Ничего нет, кроме работы. Все это газетное и мнимо общественное, активно-литературное (сборища, декады, дни, секции и пр.) тащит в какой-то омут. Все дурное там замешивается, взбалтывается и плещется через край. Не знать, не слышать, не видеть. Кому нравится — пусть их; образ жизни А. И., о котором рассказывает Р., напомнил мне о Любищеве; высшая правота — в такой отдаче работе, в таком “аскетизме”.
Ну и снег сегодня!
Иногда приходит в голову: роман бы написать. И такая вдруг поднимается в душе надежда, что смогу, что нужно сесть и писать, но рассудок быстро отвергает: не твое дело, оставь. Но потом снова случается такой миг, и такая же поднимается надежда. Не знаю, не знаю.

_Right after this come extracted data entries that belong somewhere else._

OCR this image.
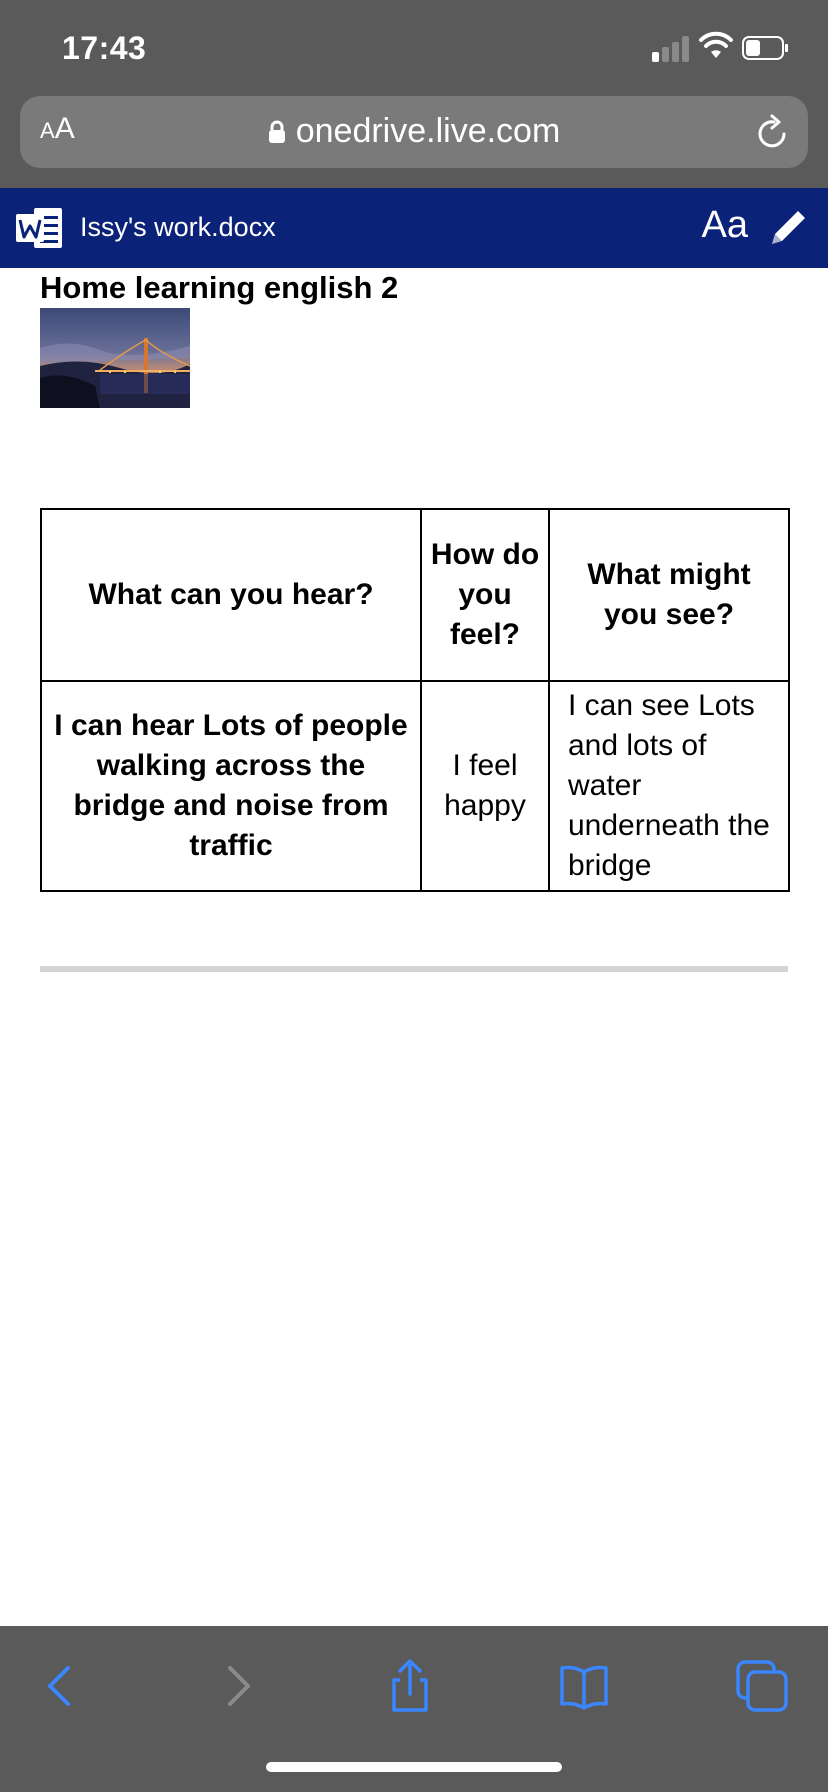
17:43
AA	onedrive.live.com
Issy's work.docx	Aa
Home learning english 2
What can you hear?	How do you feel?	What might you see?
I can hear Lots of people walking across the bridge and noise from traffic	I feel happy	I can see Lots and lots of water underneath the bridge
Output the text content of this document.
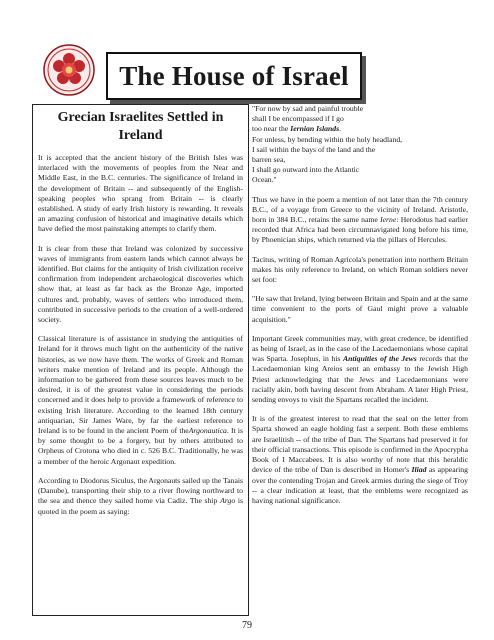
The House of Israel
Grecian Israelites Settled in Ireland

It is accepted that the ancient history of the British Isles was interlaced with the movements of peoples from the Near and Middle East, in the B.C. centuries. The significance of Ireland in the development of Britain -- and subsequently of the English-speaking peoples who sprang from Britain -- is clearly established. A study of early Irish history is rewarding. It reveals an amazing confusion of historical and imaginative details which have defied the most painstaking attempts to clarify them.

It is clear from these that Ireland was colonized by successive waves of immigrants from eastern lands which cannot always be identified. But claims for the antiquity of Irish civilization receive confirmation from independent archaeological discoveries which show that, at least as far back as the Bronze Age, imported cultures and, probably, waves of settlers who introduced them, contributed in successive periods to the creation of a well-ordered society.

Classical literature is of assistance in studying the antiquities of Ireland for it throws much light on the authenticity of the native histories, as we now have them. The works of Greek and Roman writers make mention of Ireland and its people. Although the information to be gathered from these sources leaves much to be desired, it is of the greatest value in considering the periods concerned and it does help to provide a framework of reference to existing Irish literature. According to the learned 18th century antiquarian, Sir James Ware, by far the earliest reference to Ireland is to be found in the ancient Poem of theArgonautica. It is by some thought to be a forgery, but by others attributed to Orpheus of Crotona who died in c. 526 B.C. Traditionally, he was a member of the heroic Argonaut expedition.

According to Diodorus Siculus, the Argonauts sailed up the Tanais (Danube), transporting their ship to a river flowing northward to the sea and thence they sailed home via Cadiz. The ship Argo is quoted in the poem as saying:

"For now by sad and painful trouble
shall I be encompassed if I go
too near the Iernian Islands.
For unless, by bending within the holy headland,
I sail within the bays of the land and the
barren sea,
I shall go outward into the Atlantic
Ocean."

Thus we have in the poem a mention of not later than the 7th century B.C., of a voyage from Greece to the vicinity of Ireland. Aristotle, born in 384 B.C., retains the same name Ierne: Herodotus had earlier recorded that Africa had been circumnavigated long before his time, by Phoenician ships, which returned via the pillars of Hercules.

Tacitus, writing of Roman Agricola's penetration into northern Britain makes his only reference to Ireland, on which Roman soldiers never set foot:

"He saw that Ireland, lying between Britain and Spain and at the same time convenient to the ports of Gaul might prove a valuable acquisition."

Important Greek communities may, with great credence, be identified as being of Israel, as in the case of the Lacedaemonians whose capital was Sparta. Josephus, in his Antiquities of the Jews records that the Lacedaemonian king Areios sent an embassy to the Jewish High Priest acknowledging that the Jews and Lacedaemonians were racially akin, both having descent from Abraham. A later High Priest, sending envoys to visit the Spartans recalled the incident.

It is of the greatest interest to read that the seal on the letter from Sparta showed an eagle holding fast a serpent. Both these emblems are Israelitish -- of the tribe of Dan. The Spartans had preserved it for their official transactions. This episode is confirmed in the Apocrypha Book of I Maccabees. It is also worthy of note that this heraldic device of the tribe of Dan is described in Homer's Iliad as appearing over the contending Trojan and Greek armies during the siege of Troy -- a clear indication at least, that the emblems were recognized as having national significance.

79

Читаю всякую чужую галиматью (рукопись страниц в шестьсот Р. Солнцева), поражаюсь какой-то внутренней бесконтрольности, вседозволенности себе; как же так, думаю, ничего не сдерживает, все нравится автору и все важно, и нет конца словесному потоку. Потоп какой-то.
15.4.80.
Вот штрих к роману о наших днях: доктор наук, заведующий кафедрой литературы возвращается из Москвы в общем вагоне с рюкзаком за плечами. Ездил в министерство. Утром, с поезда, приходит домой, измученный тяжестью и бессонной ночью, и тут же, сразу, в прихожей становится, опускается на колени, чтобы снять с плеч битком набитый едой рюкзак.
Америка приняла решение о бойкоте Олимпийских игр в Москве.
Пока в Афганистане был Дауд, все было спокойно. Наше вмешательство в дела этой страны привело к тому, что Америка и Китай открыли друг другу объятья, под угрозой срыва оказались Олимпийские игры, многие страны отшатнулись от нас; к тому же мы не знаем, каковы потери там наших войск.
28.4.80.
Больше нет старого кладбища в Костроме. Вчера проходили с Никитой мимо, по другой стороне нашего проспекта Мира, и зрелище, открывшееся нам на некотором удалении, поразило нас своей странностью: кладбищенский лес, казавшийся прежде таким густым понизу, вдруг просветлел и стал просматриваться далеко, и в глубине его повсюду что-то делали, во всяком случае присутствовали и как-то даже празднично, разбросанно размещались люди. Это уже явно шла к концу очистка парковой теперь территории от памятников, оград и крестов. На той части кладбища, что соприкасалась с улицей и где похоронены умершие в костромском госпитале воины, работы были в полном разгаре: множество солдат и школьников что-то делали на этой ископанной, исковерканной земле. Я слышал, что мемориал собирались реконструировать. <...> Теперь мы с Никитой увидели, как выглядит это черное, в сущности, дело. Казалось, что пустота, образовавшаяся среди деревьев, связана с тем, что память о множестве людей физически упразднена, стерта. Пока были эти ограды, имена и даты на камнях и железе, казалось, были, присутствовали, не исчезли до конца и люди, носившие эти имена. Теперь их не стало, словно прошел каток и выровнял место, освободилось пространство. Лес стал разреженным, и было странно, что в нем так просто и легко ходит много людей.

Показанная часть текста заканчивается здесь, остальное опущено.